|Ph.D Student||Bitton David|
|Subject||Scene Modeling for Image-Based Rendering|
|Department||Department of Electrical Engineering||Supervisor||Professor Emeritus Arie Feuer|
|Full Thesis text|
Scene modeling from images is a fundamental computer vision problem. Its resolution has occupied researchers for decades, because it is an ill-posed problem. In particular, there is no guarantee that the solution is unique. The main focus of this thesis is to study the possibility of a new principled approach for scene modeling. To that end, scene modeling is formulated as an image-based rendering problem. We claim that the key for a principled approach to scene modeling is to adopt an inverse problem formulation aiming at correct image prediction, in order to resolve the ambiguities of scene modeling explicitly. Assuming that the scene reflectance is Lambertian, a generative scene model with embedded constraints is devised, so as to get a one-to-one relationship between instances of the model and their image predictions. As a result, an instance of the constrained model will be the unique solution of the scene modeling problem if it generates correct predictions for the available views. As the set of the available views grows, the embedded constraints become less stringent. At the limit, the existence of a unique solution is guaranteed.

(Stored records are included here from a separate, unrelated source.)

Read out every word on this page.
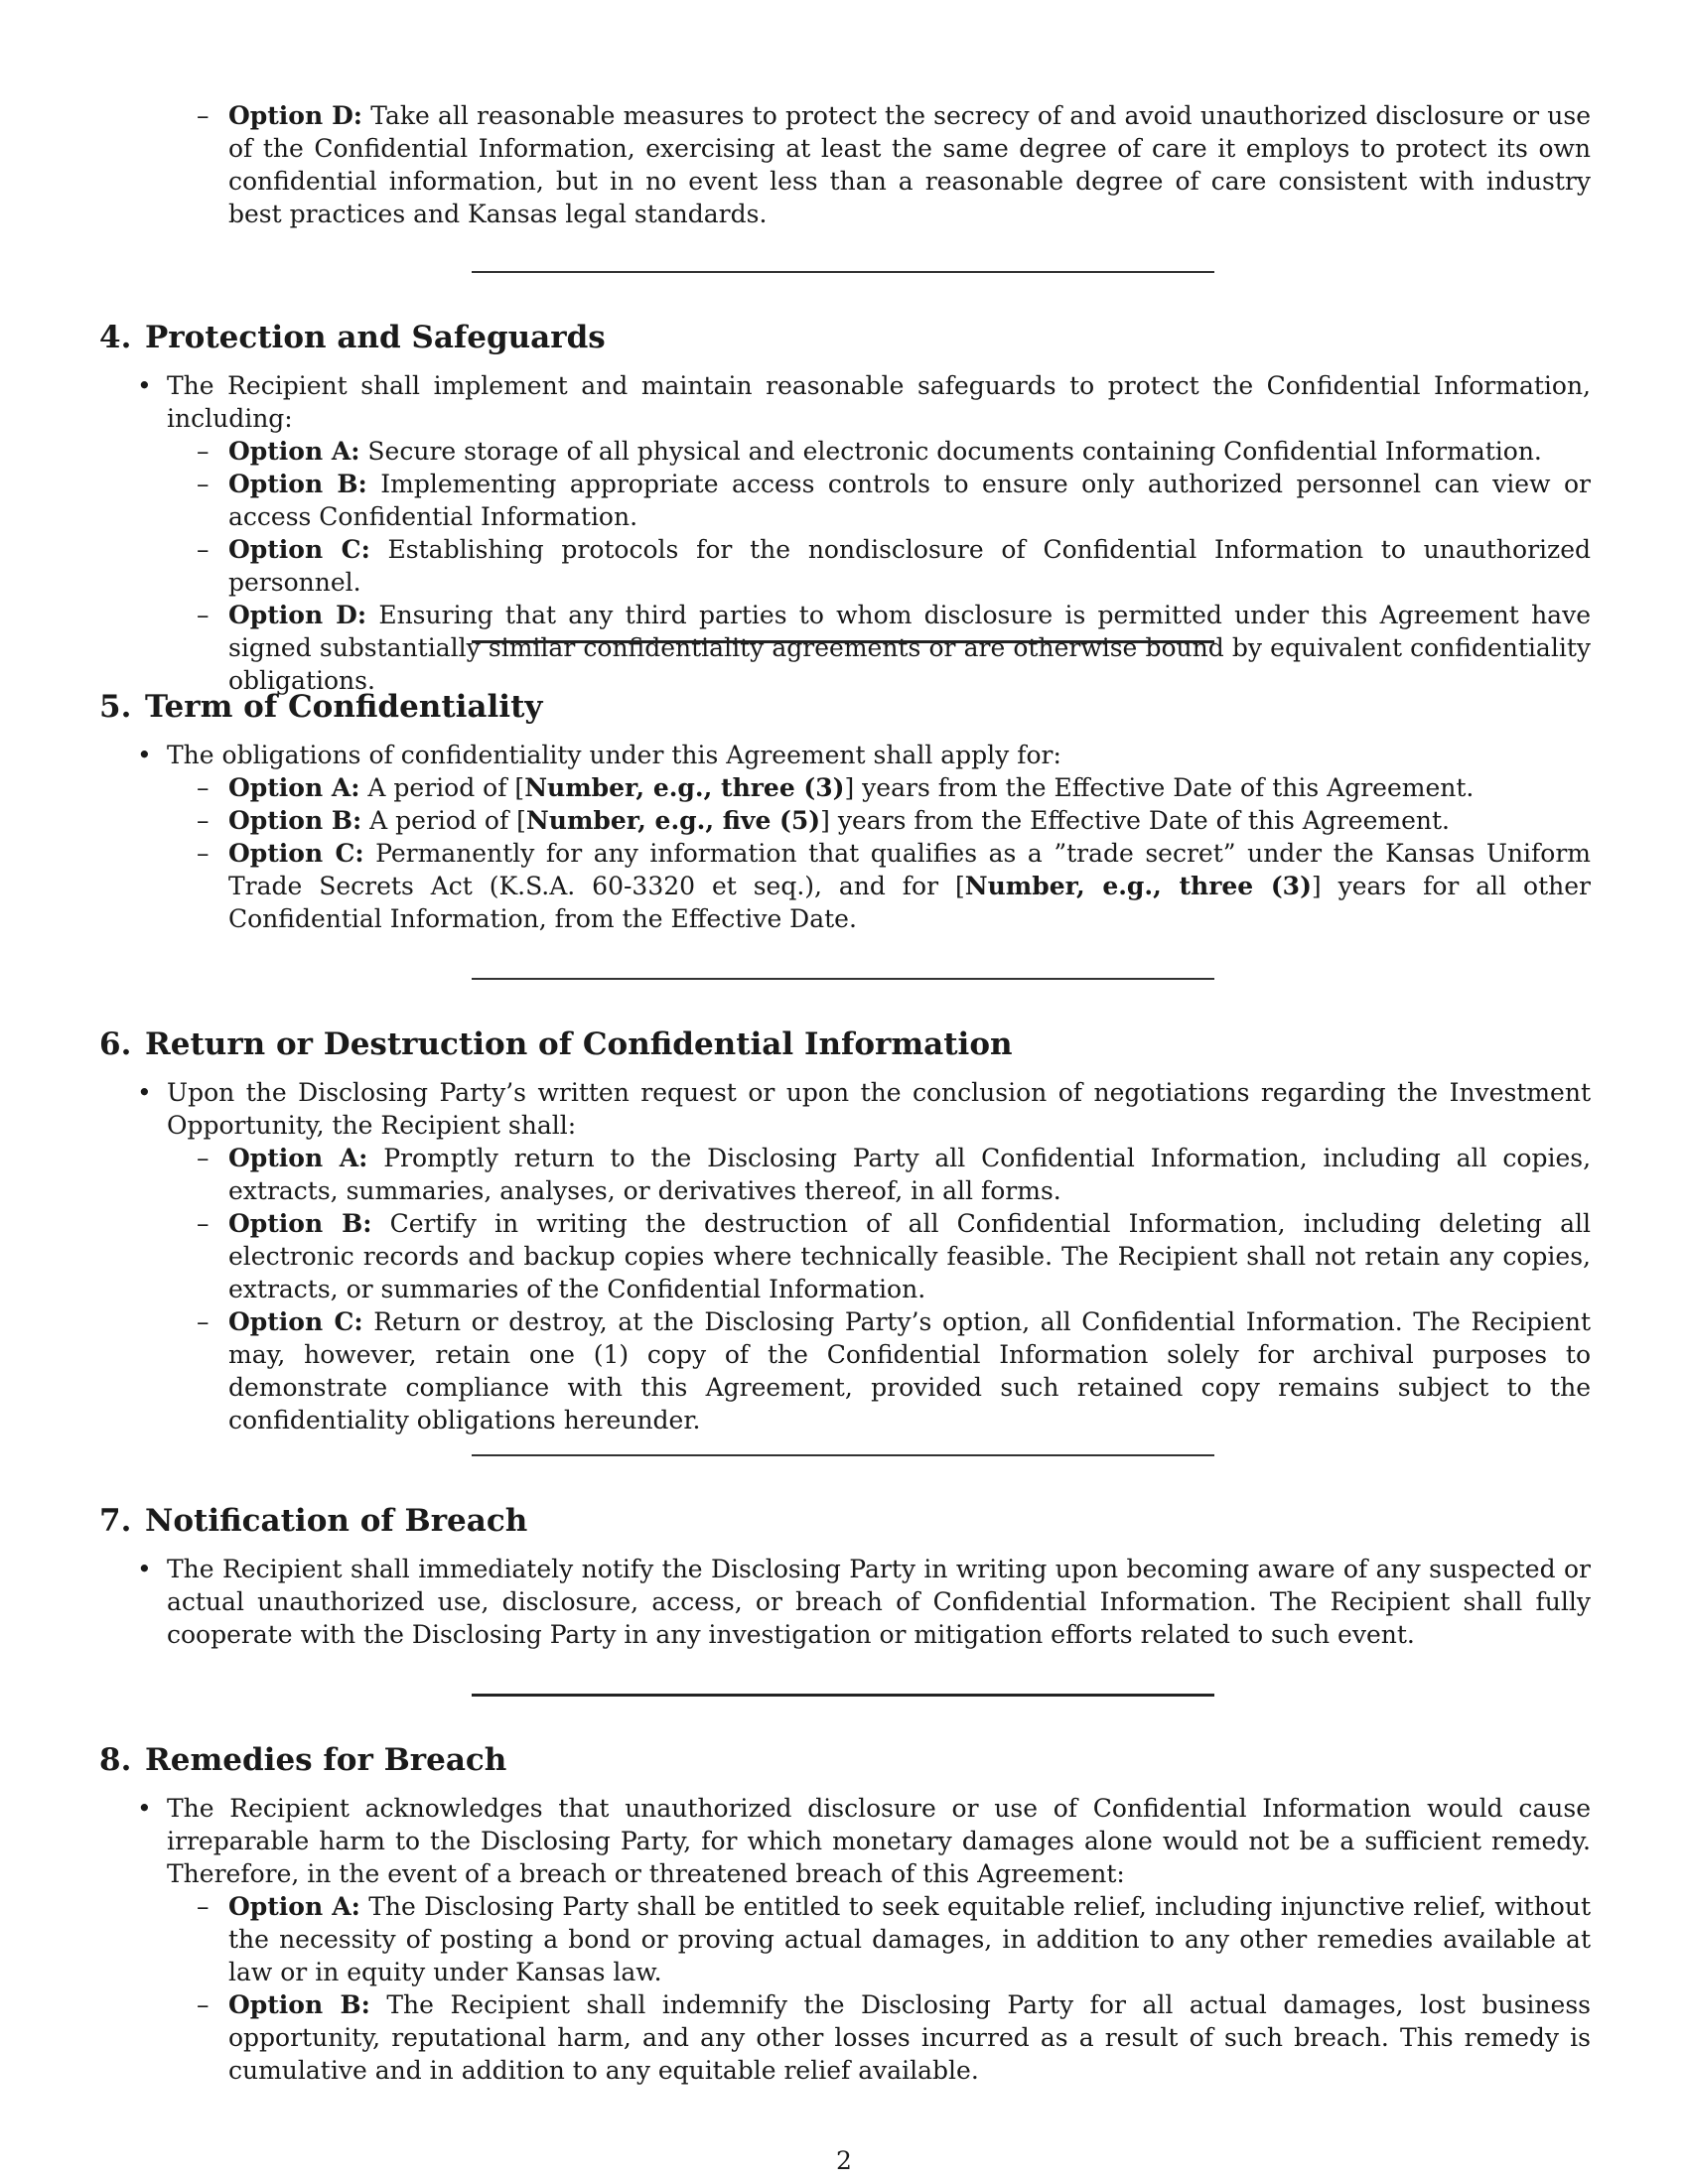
– Option D: Take all reasonable measures to protect the secrecy of and avoid unauthorized disclosure or use of the Confidential Information, exercising at least the same degree of care it employs to protect its own confidential information, but in no event less than a reasonable degree of care consistent with industry best practices and Kansas legal standards.
4. Protection and Safeguards
• The Recipient shall implement and maintain reasonable safeguards to protect the Confidential Information, including:
– Option A: Secure storage of all physical and electronic documents containing Confidential Information.
– Option B: Implementing appropriate access controls to ensure only authorized personnel can view or access Confidential Information.
– Option C: Establishing protocols for the nondisclosure of Confidential Information to unauthorized personnel.
– Option D: Ensuring that any third parties to whom disclosure is permitted under this Agreement have signed substantially similar confidentiality agreements or are otherwise bound by equivalent confidentiality obligations.
5. Term of Confidentiality
• The obligations of confidentiality under this Agreement shall apply for:
– Option A: A period of [Number, e.g., three (3)] years from the Effective Date of this Agreement.
– Option B: A period of [Number, e.g., five (5)] years from the Effective Date of this Agreement.
– Option C: Permanently for any information that qualifies as a ”trade secret” under the Kansas Uniform Trade Secrets Act (K.S.A. 60-3320 et seq.), and for [Number, e.g., three (3)] years for all other Confidential Information, from the Effective Date.
6. Return or Destruction of Confidential Information
• Upon the Disclosing Party’s written request or upon the conclusion of negotiations regarding the Investment Opportunity, the Recipient shall:
– Option A: Promptly return to the Disclosing Party all Confidential Information, including all copies, extracts, summaries, analyses, or derivatives thereof, in all forms.
– Option B: Certify in writing the destruction of all Confidential Information, including deleting all electronic records and backup copies where technically feasible. The Recipient shall not retain any copies, extracts, or summaries of the Confidential Information.
– Option C: Return or destroy, at the Disclosing Party’s option, all Confidential Information. The Recipient may, however, retain one (1) copy of the Confidential Information solely for archival purposes to demonstrate compliance with this Agreement, provided such retained copy remains subject to the confidentiality obligations hereunder.
7. Notification of Breach
• The Recipient shall immediately notify the Disclosing Party in writing upon becoming aware of any suspected or actual unauthorized use, disclosure, access, or breach of Confidential Information. The Recipient shall fully cooperate with the Disclosing Party in any investigation or mitigation efforts related to such event.
8. Remedies for Breach
• The Recipient acknowledges that unauthorized disclosure or use of Confidential Information would cause irreparable harm to the Disclosing Party, for which monetary damages alone would not be a sufficient remedy. Therefore, in the event of a breach or threatened breach of this Agreement:
– Option A: The Disclosing Party shall be entitled to seek equitable relief, including injunctive relief, without the necessity of posting a bond or proving actual damages, in addition to any other remedies available at law or in equity under Kansas law.
– Option B: The Recipient shall indemnify the Disclosing Party for all actual damages, lost business opportunity, reputational harm, and any other losses incurred as a result of such breach. This remedy is cumulative and in addition to any equitable relief available.
2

Concretely, ambiguities arise when the scene radiance is constant in a region or when parts of the scene are not visible in the available views. The proposed model is based on a triangular mesh with constant color on each facet. The embedded constraints bear on the colors of adjacent facets and the visibility of the mesh edges. In order to test the model, a new estimation procedure based on simulated annealing was developed. The adaptive model resolution, which stems from the color constraints, insures the necessary robustness to avoid over-fitting.
The idea of resolving the ambiguities of scene modeling at the model design stage rather than the estimation stage can also be leveraged in the context of dense stereo from motion. The piecewise planar interpretation of visual scenes we just introduced gives rise to a piecewise constant homography motion model. The optical flow, which can be readily transformed into a depth map, is estimated through a variational optimization procedure minimizing the total variation of the motion model parameters, in addition to violations to the brightness constancy assumption.